Conversely, pregnant cats will gradually increase their food intake from the day she mates through the end of her term. By the time that she has her kittens, a pregnant cat may be consuming between 50% and 100% more than her daily food intake pre-pregnancy.
Body Condition Score
While it may seem a bit strange to score things related to our pet’s health and wellness, using a Body Condition Score is a simple and intuitive way to determine whether Whiskers is overweight or underweight.
A body condition score is a number that’s assigned to specific cat body types, ranging from 1 to 9. A cat with body condition score of 1 would be considered very underweight, while a cat with a score of 9 would be considered very overweight. A cat with an ideal body type would score around a five.
How to Determine a Cat’s Body Condition Score
In order to get the most accurate Body Condition Score, get your cat evaluated by a trained veterinarian. However, you can attempt to get a rough estimate of your cat’s score by following the procedure below.
Before the exam begins, make sure your cat is relaxed. Pet them and love on them before you begin the exam. Remember to intersperse this affection throughout the exam, too! After all, who wouldn’t want some comfort while getting their body checked out?
To begin the exam, give your cat a visual once-over. Evaluate your cat’s profile and try to get a good look at their stomach, limbs, and neutral stance. Then, get a view from overhead where you can see their waist and lower back. After you’ve had time to look them over, it’s time to get your hands furry.
Gently but firmly rub your hands along your cat’s ribs. Your cat’s rib cage should not be visible through their coat. If you notice rib bones sticking out without applying additional pressure, your cat’s weight is probably too low. However, if you have a difficult time feeling their ribs even after applying pressure, your cat may be too heavy.
Next, move your hands toward their waist. Be careful: cats are often sensitive in this area! You should be able to make out an hourglass shape as you work your way down their waist. If, instead of feeling an hourglass you feel something more akin to a cat shaped blob, your cat may be overweight.
Finally, you’ll want to feel your cat’s stomach. A cat who is of normal weight will have a stomach that makes a straight line with their hips. If your cat has something of a small, sagging bit of skin that hangs, don’t worry; that’s just their paunch. Most cats have one! Just be sure it doesn’t drag on the floor when they walk!

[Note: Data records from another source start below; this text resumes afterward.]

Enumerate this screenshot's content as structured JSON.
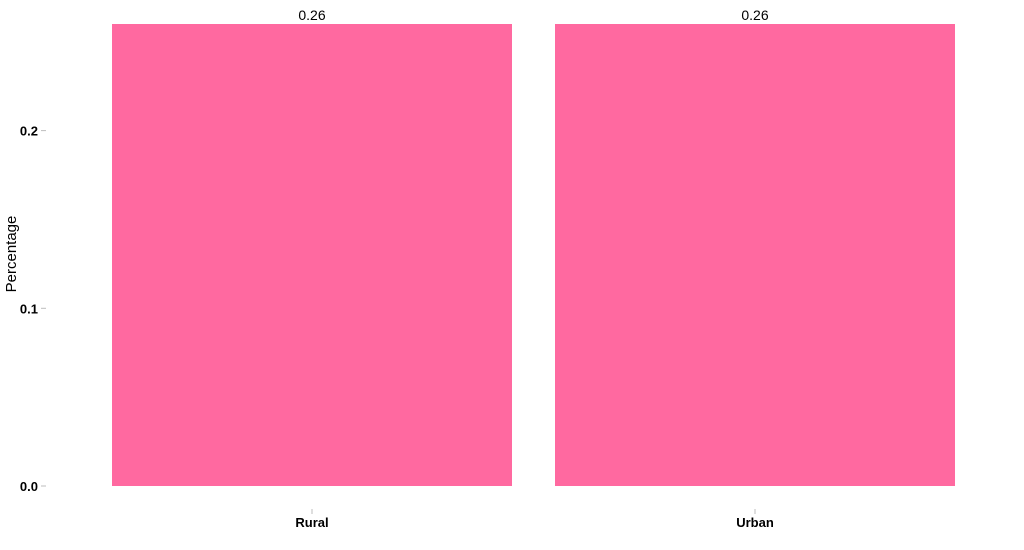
{
  "chart_data": {
    "type": "bar",
    "categories": [
      "Rural",
      "Urban"
    ],
    "values": [
      0.26,
      0.26
    ],
    "data_labels": [
      "0.26",
      "0.26"
    ],
    "ylabel": "Percentage",
    "xlabel": "",
    "ylim": [
      0,
      0.26
    ],
    "yticks": [
      0.0,
      0.1,
      0.2
    ],
    "ytick_labels": [
      "0.0",
      "0.1",
      "0.2"
    ],
    "grid": false,
    "legend": "none",
    "bar_color": "#ff69a0"
  }
}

Once you’ve completed the above steps, you should be able to roughly determine your cat’s body condition score. If you came away from the exam thinking, “Man, my cat sure is bony!” then your cat may score between 1 and 4 and they may be underweight. On the flip side, if you walked away thinking “Maybe I should stop feeding Whiskers so much popcorn…” your cat may have a score that’s greater than 5 and they may be overweight.
You can take a look at each of the Body Condition Scores and their descriptions here.

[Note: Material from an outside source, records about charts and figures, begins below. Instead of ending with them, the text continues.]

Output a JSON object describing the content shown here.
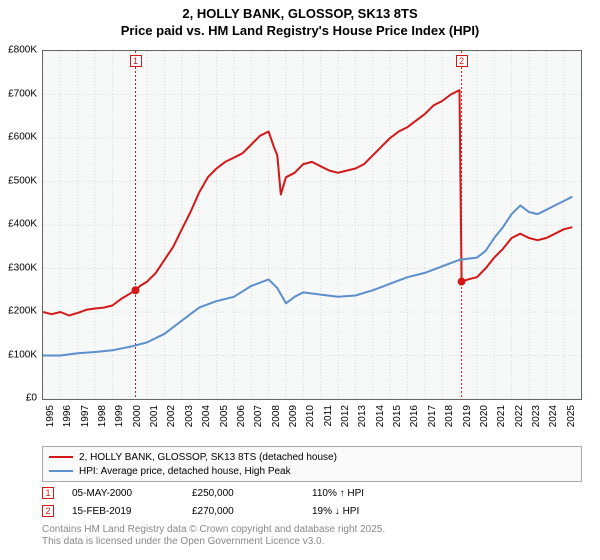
{
  "title_line1": "2, HOLLY BANK, GLOSSOP, SK13 8TS",
  "title_line2": "Price paid vs. HM Land Registry's House Price Index (HPI)",
  "chart": {
    "type": "line",
    "background_color": "#f7f8f8",
    "grid_color": "#d7dbdb",
    "border_color": "#666666",
    "xlim": [
      1995,
      2026
    ],
    "ylim": [
      0,
      800000
    ],
    "ytick_step": 100000,
    "yticks": [
      {
        "v": 0,
        "label": "£0"
      },
      {
        "v": 100000,
        "label": "£100K"
      },
      {
        "v": 200000,
        "label": "£200K"
      },
      {
        "v": 300000,
        "label": "£300K"
      },
      {
        "v": 400000,
        "label": "£400K"
      },
      {
        "v": 500000,
        "label": "£500K"
      },
      {
        "v": 600000,
        "label": "£600K"
      },
      {
        "v": 700000,
        "label": "£700K"
      },
      {
        "v": 800000,
        "label": "£800K"
      }
    ],
    "xticks": [
      1995,
      1996,
      1997,
      1998,
      1999,
      2000,
      2001,
      2002,
      2003,
      2004,
      2005,
      2006,
      2007,
      2008,
      2009,
      2010,
      2011,
      2012,
      2013,
      2014,
      2015,
      2016,
      2017,
      2018,
      2019,
      2020,
      2021,
      2022,
      2023,
      2024,
      2025
    ],
    "series": [
      {
        "id": "price_paid",
        "color": "#d41818",
        "label": "2, HOLLY BANK, GLOSSOP, SK13 8TS (detached house)",
        "line_width": 2,
        "data": [
          [
            1995.0,
            200000
          ],
          [
            1995.5,
            195000
          ],
          [
            1996.0,
            200000
          ],
          [
            1996.5,
            192000
          ],
          [
            1997.0,
            198000
          ],
          [
            1997.5,
            205000
          ],
          [
            1998.0,
            208000
          ],
          [
            1998.5,
            210000
          ],
          [
            1999.0,
            215000
          ],
          [
            1999.5,
            230000
          ],
          [
            2000.33,
            250000
          ],
          [
            2000.6,
            260000
          ],
          [
            2001.0,
            270000
          ],
          [
            2001.5,
            290000
          ],
          [
            2002.0,
            320000
          ],
          [
            2002.5,
            350000
          ],
          [
            2003.0,
            390000
          ],
          [
            2003.5,
            430000
          ],
          [
            2004.0,
            475000
          ],
          [
            2004.5,
            510000
          ],
          [
            2005.0,
            530000
          ],
          [
            2005.5,
            545000
          ],
          [
            2006.0,
            555000
          ],
          [
            2006.5,
            565000
          ],
          [
            2007.0,
            585000
          ],
          [
            2007.5,
            605000
          ],
          [
            2008.0,
            615000
          ],
          [
            2008.3,
            580000
          ],
          [
            2008.5,
            560000
          ],
          [
            2008.7,
            470000
          ],
          [
            2009.0,
            510000
          ],
          [
            2009.5,
            520000
          ],
          [
            2010.0,
            540000
          ],
          [
            2010.5,
            545000
          ],
          [
            2011.0,
            535000
          ],
          [
            2011.5,
            525000
          ],
          [
            2012.0,
            520000
          ],
          [
            2012.5,
            525000
          ],
          [
            2013.0,
            530000
          ],
          [
            2013.5,
            540000
          ],
          [
            2014.0,
            560000
          ],
          [
            2014.5,
            580000
          ],
          [
            2015.0,
            600000
          ],
          [
            2015.5,
            615000
          ],
          [
            2016.0,
            625000
          ],
          [
            2016.5,
            640000
          ],
          [
            2017.0,
            655000
          ],
          [
            2017.5,
            675000
          ],
          [
            2018.0,
            685000
          ],
          [
            2018.5,
            700000
          ],
          [
            2019.0,
            710000
          ],
          [
            2019.12,
            270000
          ],
          [
            2019.5,
            275000
          ],
          [
            2020.0,
            280000
          ],
          [
            2020.5,
            300000
          ],
          [
            2021.0,
            325000
          ],
          [
            2021.5,
            345000
          ],
          [
            2022.0,
            370000
          ],
          [
            2022.5,
            380000
          ],
          [
            2023.0,
            370000
          ],
          [
            2023.5,
            365000
          ],
          [
            2024.0,
            370000
          ],
          [
            2024.5,
            380000
          ],
          [
            2025.0,
            390000
          ],
          [
            2025.5,
            395000
          ]
        ]
      },
      {
        "id": "hpi",
        "color": "#5b8fce",
        "label": "HPI: Average price, detached house, High Peak",
        "line_width": 2,
        "data": [
          [
            1995.0,
            100000
          ],
          [
            1996.0,
            100000
          ],
          [
            1997.0,
            105000
          ],
          [
            1998.0,
            108000
          ],
          [
            1999.0,
            112000
          ],
          [
            2000.0,
            120000
          ],
          [
            2001.0,
            130000
          ],
          [
            2002.0,
            150000
          ],
          [
            2003.0,
            180000
          ],
          [
            2004.0,
            210000
          ],
          [
            2005.0,
            225000
          ],
          [
            2006.0,
            235000
          ],
          [
            2007.0,
            260000
          ],
          [
            2008.0,
            275000
          ],
          [
            2008.5,
            255000
          ],
          [
            2009.0,
            220000
          ],
          [
            2009.5,
            235000
          ],
          [
            2010.0,
            245000
          ],
          [
            2011.0,
            240000
          ],
          [
            2012.0,
            235000
          ],
          [
            2013.0,
            238000
          ],
          [
            2014.0,
            250000
          ],
          [
            2015.0,
            265000
          ],
          [
            2016.0,
            280000
          ],
          [
            2017.0,
            290000
          ],
          [
            2018.0,
            305000
          ],
          [
            2019.0,
            320000
          ],
          [
            2020.0,
            325000
          ],
          [
            2020.5,
            340000
          ],
          [
            2021.0,
            370000
          ],
          [
            2021.5,
            395000
          ],
          [
            2022.0,
            425000
          ],
          [
            2022.5,
            445000
          ],
          [
            2023.0,
            430000
          ],
          [
            2023.5,
            425000
          ],
          [
            2024.0,
            435000
          ],
          [
            2024.5,
            445000
          ],
          [
            2025.0,
            455000
          ],
          [
            2025.5,
            465000
          ]
        ]
      }
    ],
    "sale_markers": [
      {
        "n": 1,
        "x": 2000.33,
        "y": 250000,
        "color": "#d41818",
        "date": "05-MAY-2000",
        "price": "£250,000",
        "delta": "110% ↑ HPI"
      },
      {
        "n": 2,
        "x": 2019.12,
        "y": 270000,
        "color": "#d41818",
        "date": "15-FEB-2019",
        "price": "£270,000",
        "delta": "19% ↓ HPI"
      }
    ]
  },
  "footer_line1": "Contains HM Land Registry data © Crown copyright and database right 2025.",
  "footer_line2": "This data is licensed under the Open Government Licence v3.0."
}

How Often Should I Feed My Cat?
You must feed your cat every day. It’s generally recommended to split your cat’s daily food consumption between two meals that occur at the same times each day.
While it may seem like a pain to spend time learning the best times of day to feed your cat, it’s worth it. Establishing a feeding schedule provides your cat with feelings of stability and predictability. By providing this constant for them, your cat may have an easier time coping with changes in the house.
A predictable feeding schedule can be especially helpful when you’re trying to get your cat to eat new foods, as it conditions them to be hungry at the same time every day. What better motivator is there to try food than being super hungry?
Ultimately, however, the time of day they eat matters much less to your cat’s overall health than how much they eat at each meal.